Information Security Incident Management
- In alignment with the Information Security Management Program, Inedo has instituted an Incident Management Policy.
- Any security breach or unauthorized utilization of the company’s information assets is to be categorized as an “incident.”
- The Incident Response Plan should encapsulate designated roles, assigned responsibilities, and communication protocols to be enacted in case of a security breach, inclusive of informing associated external stakeholders and clientele.
- The CISO should unambiguously delineate the individuals tasked with managing information security incidents.
- The prerogative to decide on law enforcement engagement, in cases pertaining to information security incidents, rests solely with the CEO.
- It is imperative for the management to devise, frequently revise, and consistently test a business continuity plan to ensure operational resiliency during a business disruption.
- Every essential IT service and business application should be backed by a contingency strategy, ensuring service revival within the predetermined time frame.
- Protocols for reinitiating service should be officially recorded, examined, trialed, and refreshed on an annual basis at a minimum.
- The assignments and accountabilities concerning contingency orchestration and informational systems revival should be reevaluated and refreshed every year.
Compliance and Privacy
- Inedo is bound to adhere to the relevant legal stipulations, managerial security benchmarks, and data privacy ordinances.
- The company should routinely execute compliance assessments concerning informational security policies, standards, protocols, and privacy stipulations.
- Inspection and evaluation activities ought to be systematically arranged and executed to curtail the risk of impeding the organization’s operational tasks and initiatives.
- Inedo refrains from acquiring any client data that isn’t essential for operational purposes.
- The company is committed to abstaining from collecting personal data through deceptive means or false statements regarding its entitlement to such data.
- Inedo avoids gathering data from third entities, including clients unless those entities are informed in advance of such collection efforts.
- Inedo’s informational systems and enterprise applications are void of concealed serial digits, covert personal ID numbers, or other secretive mechanisms that could disclose the identity or actions of clients.
- Publicly accessible areas supervised or managed by the company should not display personal identifiers/information, such as social security numbers.
- Documents or communications forwarded to clients should exclude social security numbers and other personal identifying details that are not essential for the client to view.
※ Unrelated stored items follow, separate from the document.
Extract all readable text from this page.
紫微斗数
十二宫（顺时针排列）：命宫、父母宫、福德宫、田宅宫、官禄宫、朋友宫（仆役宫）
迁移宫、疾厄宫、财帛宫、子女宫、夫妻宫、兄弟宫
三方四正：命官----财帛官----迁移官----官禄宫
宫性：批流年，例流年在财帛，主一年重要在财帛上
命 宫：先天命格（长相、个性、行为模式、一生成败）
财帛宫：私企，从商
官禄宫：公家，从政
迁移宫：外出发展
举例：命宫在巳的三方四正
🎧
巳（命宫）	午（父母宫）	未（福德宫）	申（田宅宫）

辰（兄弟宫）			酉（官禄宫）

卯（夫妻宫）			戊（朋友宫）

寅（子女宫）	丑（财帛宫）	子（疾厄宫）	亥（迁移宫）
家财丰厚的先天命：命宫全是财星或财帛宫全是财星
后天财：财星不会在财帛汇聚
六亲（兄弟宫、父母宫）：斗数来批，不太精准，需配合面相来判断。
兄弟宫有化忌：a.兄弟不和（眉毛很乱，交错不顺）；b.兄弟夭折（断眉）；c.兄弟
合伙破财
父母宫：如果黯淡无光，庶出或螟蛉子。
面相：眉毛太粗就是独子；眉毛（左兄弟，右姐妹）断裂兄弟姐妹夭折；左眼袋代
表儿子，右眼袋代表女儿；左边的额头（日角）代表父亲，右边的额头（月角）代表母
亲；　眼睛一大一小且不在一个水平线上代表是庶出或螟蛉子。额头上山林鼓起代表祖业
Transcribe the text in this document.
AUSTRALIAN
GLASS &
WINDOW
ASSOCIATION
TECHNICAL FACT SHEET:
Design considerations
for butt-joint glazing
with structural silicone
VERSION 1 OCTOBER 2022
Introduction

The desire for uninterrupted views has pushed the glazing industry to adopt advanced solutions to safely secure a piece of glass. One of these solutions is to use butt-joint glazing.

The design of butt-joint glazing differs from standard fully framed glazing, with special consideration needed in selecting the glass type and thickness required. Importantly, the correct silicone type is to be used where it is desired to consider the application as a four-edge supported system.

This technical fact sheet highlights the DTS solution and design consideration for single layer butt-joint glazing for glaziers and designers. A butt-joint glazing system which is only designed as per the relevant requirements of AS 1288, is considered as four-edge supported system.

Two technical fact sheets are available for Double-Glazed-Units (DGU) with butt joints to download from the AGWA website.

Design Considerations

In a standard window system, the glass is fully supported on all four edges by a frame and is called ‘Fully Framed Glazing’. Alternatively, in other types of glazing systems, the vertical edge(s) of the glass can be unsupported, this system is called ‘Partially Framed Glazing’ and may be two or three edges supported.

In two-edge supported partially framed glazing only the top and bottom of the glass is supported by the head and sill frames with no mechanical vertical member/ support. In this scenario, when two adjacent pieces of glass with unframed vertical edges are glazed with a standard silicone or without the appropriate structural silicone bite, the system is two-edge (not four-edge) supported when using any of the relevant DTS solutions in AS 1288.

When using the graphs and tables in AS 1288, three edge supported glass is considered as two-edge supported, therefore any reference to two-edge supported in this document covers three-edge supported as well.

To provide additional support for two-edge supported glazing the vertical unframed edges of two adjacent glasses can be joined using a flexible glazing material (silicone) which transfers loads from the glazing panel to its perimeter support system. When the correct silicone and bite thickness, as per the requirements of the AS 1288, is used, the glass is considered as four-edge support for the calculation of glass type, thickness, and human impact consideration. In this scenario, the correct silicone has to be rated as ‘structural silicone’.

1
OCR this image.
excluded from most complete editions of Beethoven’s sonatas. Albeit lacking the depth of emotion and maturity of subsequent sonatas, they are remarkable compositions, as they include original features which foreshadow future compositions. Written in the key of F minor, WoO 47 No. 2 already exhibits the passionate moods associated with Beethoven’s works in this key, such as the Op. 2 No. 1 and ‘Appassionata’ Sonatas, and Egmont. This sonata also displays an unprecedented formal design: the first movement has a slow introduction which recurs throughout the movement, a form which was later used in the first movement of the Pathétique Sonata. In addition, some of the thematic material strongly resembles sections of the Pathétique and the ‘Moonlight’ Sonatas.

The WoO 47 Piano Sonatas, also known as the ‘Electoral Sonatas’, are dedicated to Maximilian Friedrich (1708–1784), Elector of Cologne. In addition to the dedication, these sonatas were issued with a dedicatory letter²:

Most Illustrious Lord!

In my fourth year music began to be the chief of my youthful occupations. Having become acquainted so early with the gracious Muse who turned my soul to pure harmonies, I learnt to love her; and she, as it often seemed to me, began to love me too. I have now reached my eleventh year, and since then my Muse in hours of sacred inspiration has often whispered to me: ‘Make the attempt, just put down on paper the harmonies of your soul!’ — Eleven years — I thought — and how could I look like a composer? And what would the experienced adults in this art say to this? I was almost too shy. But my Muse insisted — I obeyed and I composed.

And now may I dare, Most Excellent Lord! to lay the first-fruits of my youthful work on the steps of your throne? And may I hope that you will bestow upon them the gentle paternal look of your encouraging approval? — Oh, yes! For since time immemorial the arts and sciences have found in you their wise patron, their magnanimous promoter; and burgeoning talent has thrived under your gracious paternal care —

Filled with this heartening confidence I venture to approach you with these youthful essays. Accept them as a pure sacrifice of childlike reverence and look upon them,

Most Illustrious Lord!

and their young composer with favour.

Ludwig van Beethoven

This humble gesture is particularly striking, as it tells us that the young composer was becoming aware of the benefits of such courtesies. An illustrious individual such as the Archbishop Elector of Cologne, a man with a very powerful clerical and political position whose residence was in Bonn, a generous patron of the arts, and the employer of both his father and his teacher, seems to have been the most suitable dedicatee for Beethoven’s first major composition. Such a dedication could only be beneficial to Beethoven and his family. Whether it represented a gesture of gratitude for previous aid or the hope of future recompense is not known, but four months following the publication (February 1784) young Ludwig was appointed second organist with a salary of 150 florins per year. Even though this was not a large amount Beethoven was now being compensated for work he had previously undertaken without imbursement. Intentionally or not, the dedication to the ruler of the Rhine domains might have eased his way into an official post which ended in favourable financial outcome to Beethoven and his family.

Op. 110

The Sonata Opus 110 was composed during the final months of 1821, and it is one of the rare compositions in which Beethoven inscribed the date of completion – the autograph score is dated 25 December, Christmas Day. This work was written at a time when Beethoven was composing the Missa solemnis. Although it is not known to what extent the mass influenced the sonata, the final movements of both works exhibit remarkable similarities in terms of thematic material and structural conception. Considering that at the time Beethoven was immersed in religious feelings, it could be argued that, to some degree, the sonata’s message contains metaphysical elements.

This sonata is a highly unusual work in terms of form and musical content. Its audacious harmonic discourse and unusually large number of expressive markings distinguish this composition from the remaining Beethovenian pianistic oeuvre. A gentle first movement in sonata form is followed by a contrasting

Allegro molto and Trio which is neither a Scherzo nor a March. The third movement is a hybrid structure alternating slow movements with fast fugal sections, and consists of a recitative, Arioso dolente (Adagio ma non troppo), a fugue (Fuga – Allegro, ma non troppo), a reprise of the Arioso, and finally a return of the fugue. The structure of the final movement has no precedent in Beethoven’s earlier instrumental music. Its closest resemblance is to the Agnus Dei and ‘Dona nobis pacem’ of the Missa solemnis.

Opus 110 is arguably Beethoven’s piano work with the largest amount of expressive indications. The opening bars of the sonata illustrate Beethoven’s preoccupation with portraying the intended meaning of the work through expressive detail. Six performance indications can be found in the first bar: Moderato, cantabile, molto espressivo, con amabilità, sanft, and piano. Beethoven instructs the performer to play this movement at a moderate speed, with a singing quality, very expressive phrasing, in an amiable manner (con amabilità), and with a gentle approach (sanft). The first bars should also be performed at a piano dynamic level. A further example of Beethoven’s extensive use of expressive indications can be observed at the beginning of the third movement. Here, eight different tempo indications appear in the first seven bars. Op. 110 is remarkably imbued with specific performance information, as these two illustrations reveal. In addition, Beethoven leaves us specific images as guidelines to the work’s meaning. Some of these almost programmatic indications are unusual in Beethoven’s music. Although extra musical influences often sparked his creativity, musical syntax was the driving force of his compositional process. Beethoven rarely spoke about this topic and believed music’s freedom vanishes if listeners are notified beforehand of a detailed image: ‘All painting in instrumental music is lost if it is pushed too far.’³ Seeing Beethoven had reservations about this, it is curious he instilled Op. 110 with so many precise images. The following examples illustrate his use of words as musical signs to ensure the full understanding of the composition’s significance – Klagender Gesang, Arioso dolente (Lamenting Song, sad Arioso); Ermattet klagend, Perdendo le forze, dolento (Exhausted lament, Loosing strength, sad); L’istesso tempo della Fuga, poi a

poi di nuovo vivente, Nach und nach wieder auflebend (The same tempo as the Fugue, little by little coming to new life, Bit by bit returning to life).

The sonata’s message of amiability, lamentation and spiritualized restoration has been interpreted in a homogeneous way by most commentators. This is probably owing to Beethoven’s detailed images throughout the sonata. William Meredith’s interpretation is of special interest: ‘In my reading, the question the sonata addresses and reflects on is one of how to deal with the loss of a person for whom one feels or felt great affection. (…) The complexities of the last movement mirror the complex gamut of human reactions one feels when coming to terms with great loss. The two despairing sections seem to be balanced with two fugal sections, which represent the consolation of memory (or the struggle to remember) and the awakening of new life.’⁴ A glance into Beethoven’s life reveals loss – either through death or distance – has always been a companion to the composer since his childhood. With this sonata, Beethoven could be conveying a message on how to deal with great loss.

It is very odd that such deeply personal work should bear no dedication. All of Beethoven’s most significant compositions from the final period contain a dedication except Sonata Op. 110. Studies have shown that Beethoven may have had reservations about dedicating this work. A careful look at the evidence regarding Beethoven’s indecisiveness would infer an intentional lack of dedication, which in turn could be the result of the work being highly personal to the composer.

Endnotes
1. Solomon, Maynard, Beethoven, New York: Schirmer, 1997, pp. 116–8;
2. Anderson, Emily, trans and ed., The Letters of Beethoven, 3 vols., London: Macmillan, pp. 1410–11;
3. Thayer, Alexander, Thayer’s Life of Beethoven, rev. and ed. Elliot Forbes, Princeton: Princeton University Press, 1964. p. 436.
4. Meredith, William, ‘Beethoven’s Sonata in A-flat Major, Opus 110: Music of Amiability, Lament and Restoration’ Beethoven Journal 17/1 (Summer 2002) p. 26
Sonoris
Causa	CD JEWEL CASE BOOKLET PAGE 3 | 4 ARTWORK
- Inedo employs internal customer account numbers that are devoid of external significance to guard clients against identity fraud or related security incidents; hence, these numbers are never synonymous with social security numbers or other identifiers vulnerable to unauthorized use.
- Inedo, when collecting personal or client data for operational needs, commits to outlining the collection and usage modalities of such data, informing individuals when their data is shared with third parties, presenting an “opt-out” option for third-party transfers, articulating the privacy and security protocols in place, and offering means for individuals to rectify incorrect personal data.
- The company strictly prohibits the sale, lease, or any form of transfer of client data to third parties.
- Inedo ensures that all employees are routinely briefed on the prevailing privacy declarations.
Third-Party Security Management
- Within the Information Security Management Program, Inedo has instituted a Vendor Management Policy.
- Inedo is committed to keeping a record of all external contractors and service entities engaged in storing or processing sensitive information.
- Before entrusting any IT or data management tasks to a third party, Inedo will conduct a risk analysis to ensure that the vendor’s security measures align with the stipulations of the company’s Information Security Policy.
- A confidentiality agreement must be executed before any sensitive information is divulged to an external party.